Low energy laser light (632.8 nm) suppresses amyloid-β peptide-induced oxidative and inflammatory responses in astrocytes.

Oxidative stress and inflammation are important processes in the progression of Alzheimer's disease (AD). Recent studies have implicated the role of amyloid β-peptides (Aβ) in mediating these processes. In astrocytes, oligomeric Aβ induces the assembly of nicotinamide adenine dinucleotide phosphate (NADPH) oxidase complexes resulting in its activation to produce anionic superoxide. Aβ also promotes production of pro-inflammatory factors in astrocytes.
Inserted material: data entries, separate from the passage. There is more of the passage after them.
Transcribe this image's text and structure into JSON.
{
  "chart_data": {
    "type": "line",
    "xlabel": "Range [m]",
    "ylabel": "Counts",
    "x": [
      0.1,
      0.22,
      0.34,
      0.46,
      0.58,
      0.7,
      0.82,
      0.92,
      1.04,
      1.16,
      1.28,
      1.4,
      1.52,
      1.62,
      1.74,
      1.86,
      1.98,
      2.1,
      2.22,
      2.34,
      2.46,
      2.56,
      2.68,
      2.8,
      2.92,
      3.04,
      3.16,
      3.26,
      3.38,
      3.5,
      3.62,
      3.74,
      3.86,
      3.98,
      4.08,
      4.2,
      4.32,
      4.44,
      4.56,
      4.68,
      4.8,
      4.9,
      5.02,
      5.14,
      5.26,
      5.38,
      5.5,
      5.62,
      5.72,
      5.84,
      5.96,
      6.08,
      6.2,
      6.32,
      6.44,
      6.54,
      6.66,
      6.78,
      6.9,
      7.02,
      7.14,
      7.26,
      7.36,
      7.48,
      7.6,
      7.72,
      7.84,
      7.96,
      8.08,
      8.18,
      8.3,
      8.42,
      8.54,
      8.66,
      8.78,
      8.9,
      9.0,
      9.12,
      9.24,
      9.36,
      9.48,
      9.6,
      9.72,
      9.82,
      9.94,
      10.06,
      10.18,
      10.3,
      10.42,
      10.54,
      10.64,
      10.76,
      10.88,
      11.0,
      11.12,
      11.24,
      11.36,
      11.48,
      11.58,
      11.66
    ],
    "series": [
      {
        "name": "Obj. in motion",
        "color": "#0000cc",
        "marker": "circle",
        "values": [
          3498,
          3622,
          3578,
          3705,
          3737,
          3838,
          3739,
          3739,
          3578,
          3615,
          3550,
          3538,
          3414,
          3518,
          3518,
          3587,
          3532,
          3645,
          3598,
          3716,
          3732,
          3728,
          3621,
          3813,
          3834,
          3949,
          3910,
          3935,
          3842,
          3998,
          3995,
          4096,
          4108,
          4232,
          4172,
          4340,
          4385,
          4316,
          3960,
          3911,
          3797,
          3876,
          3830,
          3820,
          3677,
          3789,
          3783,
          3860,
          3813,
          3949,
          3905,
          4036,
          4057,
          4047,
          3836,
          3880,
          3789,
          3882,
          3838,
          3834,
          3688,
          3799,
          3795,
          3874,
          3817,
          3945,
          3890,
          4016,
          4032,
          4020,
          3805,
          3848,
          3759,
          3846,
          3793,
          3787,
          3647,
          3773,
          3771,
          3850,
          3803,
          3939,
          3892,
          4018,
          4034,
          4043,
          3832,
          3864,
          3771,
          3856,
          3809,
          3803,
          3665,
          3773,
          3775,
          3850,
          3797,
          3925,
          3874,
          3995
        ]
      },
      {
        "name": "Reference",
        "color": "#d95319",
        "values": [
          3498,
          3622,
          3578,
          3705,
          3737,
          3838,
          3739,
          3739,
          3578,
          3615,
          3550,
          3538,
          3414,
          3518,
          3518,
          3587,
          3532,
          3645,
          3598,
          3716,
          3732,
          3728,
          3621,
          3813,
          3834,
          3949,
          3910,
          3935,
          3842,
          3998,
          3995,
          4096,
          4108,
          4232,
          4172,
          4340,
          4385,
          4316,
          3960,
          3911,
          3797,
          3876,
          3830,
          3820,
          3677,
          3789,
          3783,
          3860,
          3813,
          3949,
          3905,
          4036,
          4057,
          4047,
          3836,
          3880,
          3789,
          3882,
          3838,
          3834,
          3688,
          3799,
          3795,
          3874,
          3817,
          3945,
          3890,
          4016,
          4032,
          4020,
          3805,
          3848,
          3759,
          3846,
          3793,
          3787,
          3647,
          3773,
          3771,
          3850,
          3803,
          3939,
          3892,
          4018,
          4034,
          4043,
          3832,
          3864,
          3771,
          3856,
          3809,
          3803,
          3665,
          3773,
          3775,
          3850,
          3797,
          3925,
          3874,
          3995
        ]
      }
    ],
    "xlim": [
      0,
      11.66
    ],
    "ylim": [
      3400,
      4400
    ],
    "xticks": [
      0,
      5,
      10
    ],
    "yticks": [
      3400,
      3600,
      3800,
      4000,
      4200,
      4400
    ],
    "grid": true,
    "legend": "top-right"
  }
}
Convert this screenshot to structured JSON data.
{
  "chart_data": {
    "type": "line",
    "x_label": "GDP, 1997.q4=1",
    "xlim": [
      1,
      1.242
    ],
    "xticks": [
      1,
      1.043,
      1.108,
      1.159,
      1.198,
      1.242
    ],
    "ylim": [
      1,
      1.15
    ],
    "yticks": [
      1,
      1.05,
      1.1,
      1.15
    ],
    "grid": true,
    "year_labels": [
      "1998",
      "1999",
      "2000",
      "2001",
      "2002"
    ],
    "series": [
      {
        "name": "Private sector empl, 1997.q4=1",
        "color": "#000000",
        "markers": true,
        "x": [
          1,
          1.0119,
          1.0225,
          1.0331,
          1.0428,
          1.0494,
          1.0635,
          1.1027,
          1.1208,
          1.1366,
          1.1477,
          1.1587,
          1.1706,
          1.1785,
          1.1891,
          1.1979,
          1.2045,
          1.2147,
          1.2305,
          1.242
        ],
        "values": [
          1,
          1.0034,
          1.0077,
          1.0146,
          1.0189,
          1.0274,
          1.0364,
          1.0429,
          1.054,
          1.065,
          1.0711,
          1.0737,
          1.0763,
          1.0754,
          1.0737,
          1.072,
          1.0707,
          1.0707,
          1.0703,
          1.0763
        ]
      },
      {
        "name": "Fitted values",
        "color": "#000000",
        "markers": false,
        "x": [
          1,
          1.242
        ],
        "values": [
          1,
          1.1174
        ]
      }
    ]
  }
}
Since low energy laser has previously been reported to attenuate oxidative stress and inflammation in biological systems, the objective of this study was to examine whether this type of laser light was able to abrogate the oxidative and inflammatory responses induced by Aβ. Primary rat astrocytes were exposed to Helium-Neon laser (λ=632.8 nm), followed by the treatment with oligomeric Aβ. Primary rat astrocytes were used to measure Aβ-induced production of superoxide anions using fluorescence microscopy of dihydroethidium (DHE), assembly of NADPH oxidase subunits by the colocalization between the cytosolic p47(phox) subunit and the membrane gp91(phox) subunit using fluorescent confocal microscopy, phosphorylation of cytosolic phospholipase A(2) cPLA(2) and expressions of pro-inflammatory factors including interleukin-1β (IL-1β) and inducible nitric-oxide synthase (iNOS) using Western blot Analysis. Our data showed that laser light at 632.8 nm suppressed Aβ-induced superoxide production, colocalization between NADPH oxidase gp91(phox) and p47(phox) subunits, phosphorylation of cPLA(2,) and the expressions of IL-1β and iNOS in primary astrocytes. We demonstrated for the first time that 632.8 nm laser was capable of suppressing cellular pathways of oxidative stress and inflammatory responses critical in the pathogenesis in AD. This study should prove to provide the groundwork for further investigations for the potential use of laser therapy as a treatment for AD.